Drunk with peach-sweetness the pair trip-tipped out of Harry’s Bar into the pitch dark of the night. At the sound of the Marangona midnight bell, they raced into St. Mark’s Square and chased about between the arches of the piazza, darting in-again-out-again, leaping over the smooth of the flagstones, skipping over the Bridge of Sighs and kissing beneath the Bellini altarpiece in the deserted church of San Zaccaria. A dust that had settled over the static church, over hymnbooks and embroidered pew cushions, was rising, clouding around the couple like a prayer.
It was decided that they would return to his place, a small inn on Torcello that also happened to be owned by their friend Giuseppe Cipriani. It was not a short journey to the northern end of the Lagoon, and they made love in the cabin of the gondola all the way there. In the pink light of the new dawn they tiptoed ashore, onto this silent sleeping island, and collapsed into bed.
So it was that at the break of the new day, Il Capo Cosimo, our heartbroken Chief of Police, was hoisting a black flag from his window, to hang grimly over the Grand Canal. Across the water the tumble of dogs had lost their minds and were running in circles, chasing their tails on the roof. The gigolo-gondoliers considered themselves off duty and were slurping spaghetti at a trattoria beside the Accademia Bridge.
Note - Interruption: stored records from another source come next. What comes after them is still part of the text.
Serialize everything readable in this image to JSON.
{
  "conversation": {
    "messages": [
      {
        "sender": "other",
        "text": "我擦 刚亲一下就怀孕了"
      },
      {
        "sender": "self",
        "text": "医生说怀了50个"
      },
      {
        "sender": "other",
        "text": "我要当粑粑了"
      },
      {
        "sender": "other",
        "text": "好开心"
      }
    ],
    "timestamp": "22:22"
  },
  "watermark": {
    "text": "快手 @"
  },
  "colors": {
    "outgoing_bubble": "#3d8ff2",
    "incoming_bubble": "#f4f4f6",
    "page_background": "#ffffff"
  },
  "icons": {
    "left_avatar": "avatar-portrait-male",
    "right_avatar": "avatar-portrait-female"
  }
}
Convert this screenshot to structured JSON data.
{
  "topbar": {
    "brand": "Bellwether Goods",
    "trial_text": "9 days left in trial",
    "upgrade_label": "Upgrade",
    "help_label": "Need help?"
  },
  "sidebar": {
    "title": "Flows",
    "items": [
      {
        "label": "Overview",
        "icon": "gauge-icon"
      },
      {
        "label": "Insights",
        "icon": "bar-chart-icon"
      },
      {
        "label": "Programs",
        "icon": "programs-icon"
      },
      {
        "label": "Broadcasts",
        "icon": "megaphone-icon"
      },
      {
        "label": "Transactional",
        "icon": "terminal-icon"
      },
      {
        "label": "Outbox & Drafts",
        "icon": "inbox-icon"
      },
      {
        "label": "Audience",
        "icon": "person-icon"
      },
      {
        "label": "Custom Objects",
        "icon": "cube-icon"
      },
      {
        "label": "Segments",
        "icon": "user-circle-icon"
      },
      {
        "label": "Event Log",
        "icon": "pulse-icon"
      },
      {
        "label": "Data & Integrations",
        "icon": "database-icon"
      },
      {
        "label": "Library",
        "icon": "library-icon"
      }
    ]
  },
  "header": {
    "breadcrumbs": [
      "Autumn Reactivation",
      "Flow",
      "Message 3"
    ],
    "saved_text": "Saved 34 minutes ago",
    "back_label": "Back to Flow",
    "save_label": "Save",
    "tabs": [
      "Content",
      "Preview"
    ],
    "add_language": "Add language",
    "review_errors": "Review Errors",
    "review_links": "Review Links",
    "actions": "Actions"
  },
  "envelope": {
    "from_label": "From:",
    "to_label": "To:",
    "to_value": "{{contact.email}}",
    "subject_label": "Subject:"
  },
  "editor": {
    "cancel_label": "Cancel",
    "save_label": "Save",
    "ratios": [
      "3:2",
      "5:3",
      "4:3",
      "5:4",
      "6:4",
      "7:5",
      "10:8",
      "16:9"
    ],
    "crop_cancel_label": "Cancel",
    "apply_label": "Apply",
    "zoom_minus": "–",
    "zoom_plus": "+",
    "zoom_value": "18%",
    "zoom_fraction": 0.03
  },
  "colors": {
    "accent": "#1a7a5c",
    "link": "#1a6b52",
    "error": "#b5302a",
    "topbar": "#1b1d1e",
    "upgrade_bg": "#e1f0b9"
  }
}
Over its arch were heard the hurrying steps of artists restless on the first day of the Biennale, whilst the remaining crush of party-goers were waking up, heavy-limbed and booze-breathed, wondering what had happened last night. Samuel Beckett wanted to find out, and was trudging the pavements slowly and methodically, waiting, waiting. And there, with her head on the pillow, was our heroine herself, champagne-shimmering eyelids closed, her mind filled with tiddely-pom. It was only later, when she stepped off the jetty and back into her deserted palazzo, that she discovered among the shattered bottles and pools of tears a vast urn brimming over with dollar bills.